Arkhe’nin düzenlediği Bienal Lefkoşa’nın Vedat Kaner Vakfı’nın ana sponsorluğunda ve Design House Stockholm ve Poster for Tomorrow’un destekleriyle gerçekleşecek.

Bienal ekibi, bienal koordinatörü Halil Durunay, uluslararası operasyon sorumlusu İlkem Tunar, ulusal operasyon sorumlusu Bilgen Anayasa, iletişim sorumlusu Atıf Müezzinler ve tasarım sorumlusu Murat Zengi ile bienal sahne ve performans koordiantoru Handan Ergiydiren’den oluşuyor.

Küratoryal ve seçici komitede ise, Hervé Matine’ye; Kanada kökenli İtalya’da yaşayan tasarımcı Ginette Caron, Kıbrıs’tan tasarımcı ve akademisyen Senih Çavuşoğlu ile İspanya’da yaşayan sanatçı ve Arkhe Yönetim Kurulu üyesi Aslı Bolayır eşlik edecek.

Bu dört kişilik komite, bienale başvuruları değerlendirecek ve sanatsal projelerin seçiminde rol oynayacak. Ayrıca, eserlerin secimi sonrasında eserleri uygulayan küratoryal kurul olarak görev yapacak.

– Mekanlar ve süreç

Bienalin ana merkezinin surlariçi olacağını belirten Duranay, şu ana kadar, Kültür Dairesi ve Vakıflar’la yapılan görüşmelerle, Lefkoşa Atatürk Kültür Merkezi (AKM), İsmet Vehit Güney Sergi Salonu ve Bedesten’in bienalde kullanılacak mekanlardan bazıları olarak belirlendiğini söyledi. Arasta, Bandabulya gibi ikonik alanları ise kamusal operasyonlar için düşündüklerini ekledi.

Ağustos sonunda seçilen sanatçıların açıklanacağını belirten Duranay, eylülde kuratöryel ekibin seçilen eserlerin hangi alanda sergileneceğine karar verileceğini ve ekimde tüm hazırlıkların tamamlanmasının hedeflendiğini aktardı.

– Bienal, bir şehri dahil edecek bir proje

Duranay, mart ayında, sanatçılara, sanat derneklerine, kültür endüstrisinde çalışanlara yönelik düzenledikleri açık formumda katılımcıların Eklektik Manifest ile ilgili görüş ve eleştirilerini dinlediklerini, Bienal Lefkoşa fikrini sunduklarını anlatarak, katılımcı bir şekilde yürüttükleri bienal sürecinde yeni forumlar düzenlemeyi planladıklarını da söyledi.

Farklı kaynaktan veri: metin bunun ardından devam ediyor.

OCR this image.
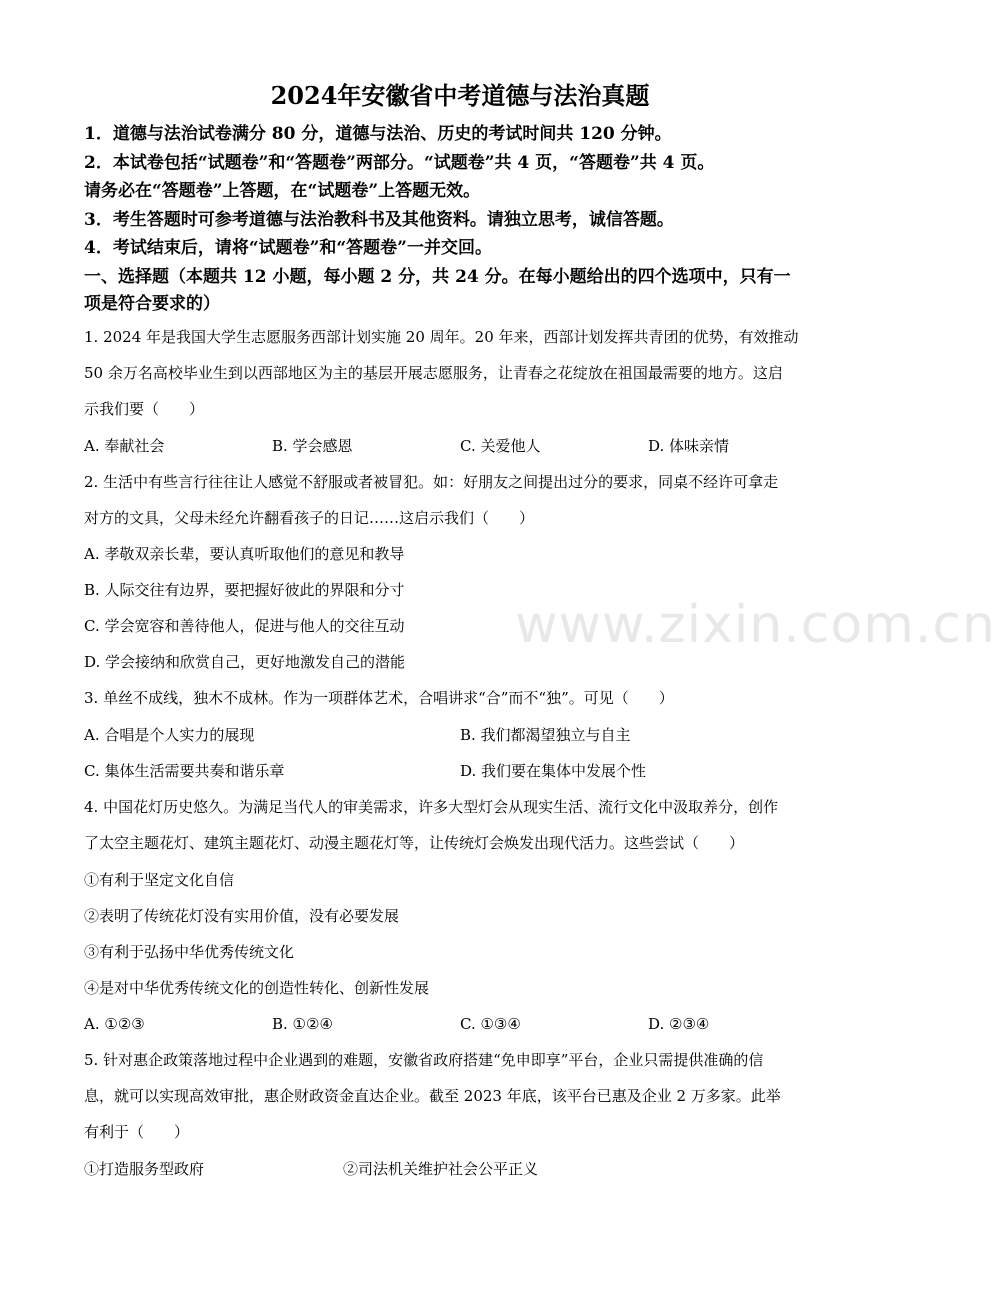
2024年安徽省中考道德与法治真题
1．道德与法治试卷满分 80 分，道德与法治、历史的考试时间共 120 分钟。
2．本试卷包括“试题卷”和“答题卷”两部分。“试题卷”共 4 页，“答题卷”共 4 页。
请务必在“答题卷”上答题，在“试题卷”上答题无效。
3．考生答题时可参考道德与法治教科书及其他资料。请独立思考，诚信答题。
4．考试结束后，请将“试题卷”和“答题卷”一并交回。
一、选择题（本题共 12 小题，每小题 2 分，共 24 分。在每小题给出的四个选项中，只有一
项是符合要求的）
1. 2024 年是我国大学生志愿服务西部计划实施 20 周年。20 年来，西部计划发挥共青团的优势，有效推动
50 余万名高校毕业生到以西部地区为主的基层开展志愿服务，让青春之花绽放在祖国最需要的地方。这启
示我们要（　　）
A. 奉献社会	B. 学会感恩	C. 关爱他人	D. 体味亲情
2. 生活中有些言行往往让人感觉不舒服或者被冒犯。如：好朋友之间提出过分的要求，同桌不经许可拿走
对方的文具，父母未经允许翻看孩子的日记……这启示我们（　　）
A. 孝敬双亲长辈，要认真听取他们的意见和教导
B. 人际交往有边界，要把握好彼此的界限和分寸
C. 学会宽容和善待他人，促进与他人的交往互动
D. 学会接纳和欣赏自己，更好地激发自己的潜能
3. 单丝不成线，独木不成林。作为一项群体艺术，合唱讲求“合”而不“独”。可见（　　）
A. 合唱是个人实力的展现	B. 我们都渴望独立与自主
C. 集体生活需要共奏和谐乐章	D. 我们要在集体中发展个性
4. 中国花灯历史悠久。为满足当代人的审美需求，许多大型灯会从现实生活、流行文化中汲取养分，创作
了太空主题花灯、建筑主题花灯、动漫主题花灯等，让传统灯会焕发出现代活力。这些尝试（　　）
①有利于坚定文化自信
②表明了传统花灯没有实用价值，没有必要发展
③有利于弘扬中华优秀传统文化
④是对中华优秀传统文化的创造性转化、创新性发展
A. ①②③	B. ①②④	C. ①③④	D. ②③④
5. 针对惠企政策落地过程中企业遇到的难题，安徽省政府搭建“免申即享”平台，企业只需提供准确的信
息，就可以实现高效审批，惠企财政资金直达企业。截至 2023 年底，该平台已惠及企业 2 万多家。此举
有利于（　　）
①打造服务型政府	②司法机关维护社会公平正义
www.zixin.com.cn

Koordinatör İlkem Tunar ise, “Bienal, bir şehri dahil edecek bir proje. Şehirdeki insanlar dahil olsunlar istiyoruz. ‘Bunlar bir şeyler yapıyor, nedir acaba yaptıkları?’ demek yerine dil, herkesin dahil olacağı bir etkinlik olsun istiyoruz… Bienal projesi herkesi etkileyecek bir proje. Bienalde surlariçinde olacağız, yani bu bienal sayesinde surlariçinde bir hareketlilik olacak ve biz bu bienali insanların sahiplenmesini istiyoruz” dedi.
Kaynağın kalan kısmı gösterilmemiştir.